US – Antigua Battle

The United States estimates that its online gambling restrictions have only cost US$500,000 (€352,609) in annual lost revenue to Antigua and Barbuda — a figure the tiny Caribbean nation’s chief counsel flatly rejected Friday. Antigua, the smallest country to ever win a World Trade Organization case, is seeking the right to impose US$3.4 billion (€2.4 billion) in commercial sanctions against the U.S. for its failure to comply with a ruling on its online betting ban. It is confident the WTO will rule in its favor again. *That’s the typical position the U.S. has taken to Antigua in this case, but we’ve proven them wrong in every instance,” said Mark Mendel, the lawyer who masterminded the twin-island’s legal victory. “It’s completely without any basis whatsoever. We feel very confident that it will be quite easy to demonstrate that.* Washington stopped U.S. banks and credit card companies last year from processing payments to online gambling businesses outside the country. The decision closed off the most lucrative region in a market worth US$15.5 billion (€11.2 billion). About half of the world’s online gamblers are based in the United States.
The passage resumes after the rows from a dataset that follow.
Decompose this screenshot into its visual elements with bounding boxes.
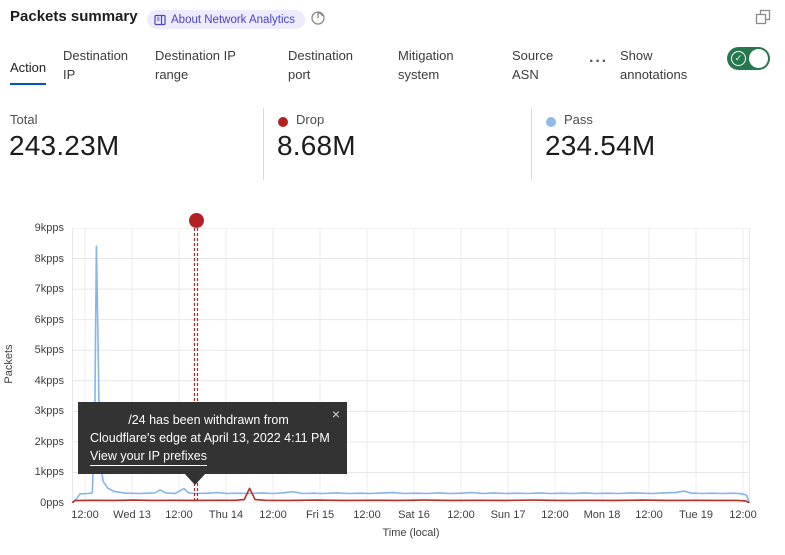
annotations-toggle[interactable]: ✓ <box>727 47 770 70</box>
tab-destination-ip-range[interactable]: Destination IP range <box>155 48 236 82</box>
stat-divider <box>263 108 264 180</box>
x-tick-label: 12:00 <box>353 509 381 521</box>
x-tick-label: Wed 13 <box>113 509 151 521</box>
x-tick-label: 12:00 <box>165 509 193 521</box>
annotation-tooltip: × /24 has been withdrawn from Cloudflare… <box>78 402 347 485</box>
tooltip-close-icon[interactable]: × <box>331 406 340 422</box>
stat-pass-label: Pass <box>564 112 593 127</box>
x-tick-label: Thu 14 <box>208 509 244 521</box>
tooltip-arrow <box>184 473 206 485</box>
book-icon <box>154 14 166 25</box>
stat-divider <box>531 108 532 180</box>
x-tick-label: Sun 17 <box>490 509 526 521</box>
show-annotations-label: Show annotations <box>620 48 688 82</box>
stat-drop-label: Drop <box>296 112 325 127</box>
about-badge-label: About Network Analytics <box>171 13 296 26</box>
y-tick-label: 5kpps <box>34 344 64 357</box>
x-tick-label: 12:00 <box>635 509 663 521</box>
y-tick-label: 6kpps <box>34 313 64 326</box>
tab-action[interactable]: Action <box>10 58 47 85</box>
popout-icon[interactable] <box>755 9 771 25</box>
x-tick-label: 12:00 <box>729 509 757 521</box>
y-tick-label: 9kpps <box>34 222 64 234</box>
x-tick-label: 12:00 <box>541 509 569 521</box>
stat-total-label: Total <box>10 112 38 127</box>
about-badge[interactable]: About Network Analytics <box>147 10 306 29</box>
page-title: Packets summary <box>10 8 138 25</box>
y-tick-label: 1kpps <box>34 466 64 479</box>
x-tick-label: 12:00 <box>259 509 287 521</box>
tab-destination-port[interactable]: Destination port <box>288 48 354 82</box>
x-tick-label: Mon 18 <box>583 509 621 521</box>
x-axis-label: Time (local) <box>382 527 440 539</box>
stat-pass-value: 234.54M <box>545 130 656 161</box>
y-tick-label: 8kpps <box>34 252 64 265</box>
check-icon: ✓ <box>731 51 746 66</box>
tab-mitigation-system[interactable]: Mitigation system <box>398 48 454 82</box>
tab-source-asn[interactable]: Source ASN <box>512 48 554 82</box>
y-tick-label: 0pps <box>40 497 64 509</box>
toggle-knob <box>749 49 768 68</box>
stat-total-value: 243.23M <box>9 130 120 161</box>
y-tick-label: 4kpps <box>34 374 64 387</box>
stat-drop-value: 8.68M <box>277 130 356 161</box>
history-clock-icon[interactable] <box>310 10 326 26</box>
tooltip-message-line1: /24 has been withdrawn from <box>128 413 289 427</box>
tooltip-message-line2: Cloudflare's edge at April 13, 2022 4:11… <box>90 431 330 445</box>
pass-dot <box>546 117 556 127</box>
drop-dot <box>278 117 288 127</box>
y-tick-label: 3kpps <box>34 405 64 418</box>
more-tabs-button[interactable]: ··· <box>589 53 608 70</box>
annotation-dot[interactable] <box>188 213 204 228</box>
y-tick-label: 7kpps <box>34 283 64 296</box>
y-axis-label: Packets <box>3 344 15 384</box>
tooltip-ip-prefixes-link[interactable]: View your IP prefixes <box>90 447 207 466</box>
x-tick-label: Fri 15 <box>305 509 335 521</box>
x-tick-label: Sat 16 <box>398 509 430 521</box>
tab-destination-ip[interactable]: Destination IP <box>63 48 129 82</box>
y-tick-label: 2kpps <box>34 435 64 448</box>
x-tick-label: 12:00 <box>447 509 475 521</box>
x-tick-label: Tue 19 <box>679 509 713 521</box>
x-tick-label: 12:00 <box>71 509 99 521</box>
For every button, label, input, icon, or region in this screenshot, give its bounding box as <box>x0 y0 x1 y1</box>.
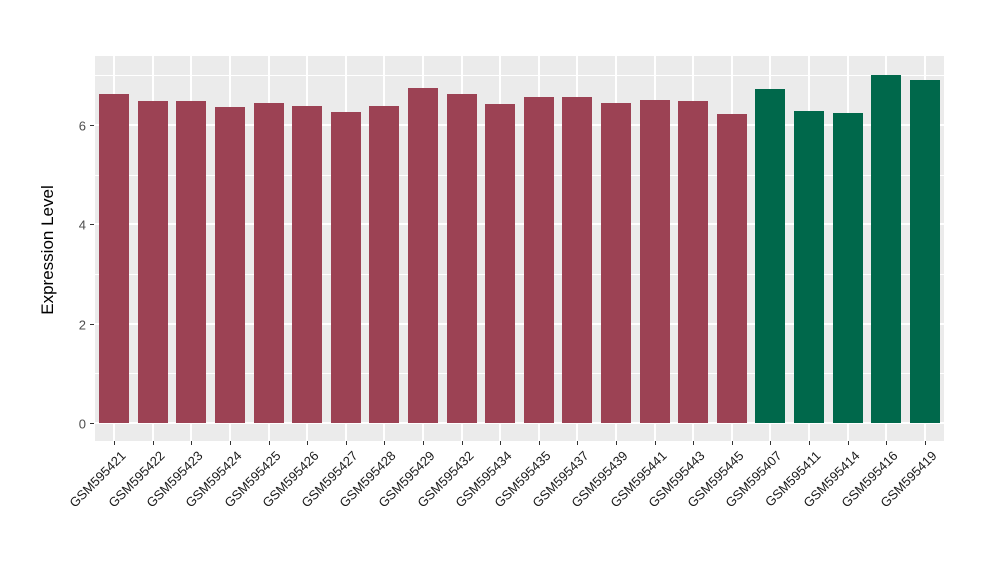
bar-GSM595421 <box>99 93 130 423</box>
minor-gridline-h <box>95 174 944 176</box>
x-tick-mark <box>847 441 849 445</box>
x-tick-mark <box>114 441 116 445</box>
bar-GSM595424 <box>215 106 246 423</box>
y-tick-label: 2 <box>78 317 86 333</box>
bar-GSM595432 <box>446 94 477 423</box>
y-axis-title: Expression Level <box>38 185 57 315</box>
bar-GSM595441 <box>639 99 670 423</box>
bar-GSM595414 <box>832 113 863 423</box>
bar-GSM595429 <box>408 87 439 423</box>
bar-GSM595411 <box>793 110 824 423</box>
bar-GSM595422 <box>137 100 168 423</box>
x-tick-mark <box>230 441 232 445</box>
bar-GSM595437 <box>562 96 593 423</box>
x-tick-mark <box>886 441 888 445</box>
bar-GSM595407 <box>755 88 786 423</box>
x-tick-mark <box>731 441 733 445</box>
major-gridline-h <box>95 422 944 424</box>
x-tick-mark <box>654 441 656 445</box>
bar-GSM595427 <box>330 111 361 423</box>
x-tick-mark <box>577 441 579 445</box>
y-tick-label: 6 <box>78 118 86 134</box>
y-tick-mark <box>90 323 94 325</box>
x-tick-mark <box>693 441 695 445</box>
x-tick-mark <box>307 441 309 445</box>
bar-GSM595423 <box>176 101 207 423</box>
bar-GSM595425 <box>253 102 284 423</box>
bar-GSM595426 <box>292 106 323 423</box>
major-gridline-h <box>95 223 944 226</box>
x-tick-mark <box>191 441 193 445</box>
bar-GSM595445 <box>716 114 747 423</box>
x-tick-mark <box>924 441 926 445</box>
x-tick-mark <box>808 441 810 445</box>
y-tick-mark <box>90 124 94 126</box>
major-gridline-h <box>95 322 944 325</box>
bar-GSM595439 <box>600 103 631 423</box>
y-tick-label: 0 <box>78 416 86 432</box>
x-tick-mark <box>268 441 270 445</box>
plot-panel <box>95 56 944 441</box>
y-tick-label: 4 <box>78 217 86 233</box>
bar-GSM595435 <box>523 96 554 423</box>
minor-gridline-h <box>95 373 944 375</box>
x-tick-mark <box>384 441 386 445</box>
bar-GSM595416 <box>871 74 902 423</box>
x-tick-mark <box>770 441 772 445</box>
minor-gridline-h <box>95 75 944 77</box>
x-tick-mark <box>345 441 347 445</box>
bar-GSM595428 <box>369 105 400 423</box>
x-tick-mark <box>538 441 540 445</box>
major-gridline-h <box>95 123 944 126</box>
x-tick-mark <box>423 441 425 445</box>
bar-GSM595434 <box>485 104 516 423</box>
y-tick-mark <box>90 224 94 226</box>
x-tick-mark <box>615 441 617 445</box>
x-tick-mark <box>152 441 154 445</box>
x-tick-mark <box>500 441 502 445</box>
bar-GSM595419 <box>909 79 940 423</box>
minor-gridline-h <box>95 273 944 275</box>
y-tick-mark <box>90 423 94 424</box>
x-tick-mark <box>461 441 463 445</box>
bar-GSM595443 <box>678 101 709 423</box>
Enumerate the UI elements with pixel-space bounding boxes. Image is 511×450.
After losing the WTO case, Washington declared its intention to explicitly remove Internet gambling from its obligations under the WTO’s treaty on trade in services. Australia, Canada, Costa Rica, India, Macau, Japan and the 27-nation European Union have all joined Antigua in filing compensation claims as a result, under a procedure that is separate from the U.S.-Antigua sanctions arbitration. EU online gambling sites — which largely bankrolled Antigua’s legal efforts — have claimed the U.S. owes the European Union a jackpot of up to US$100 billion (€70 billion) in trade concessions to compensate for its illegal ban on foreign gambling companies.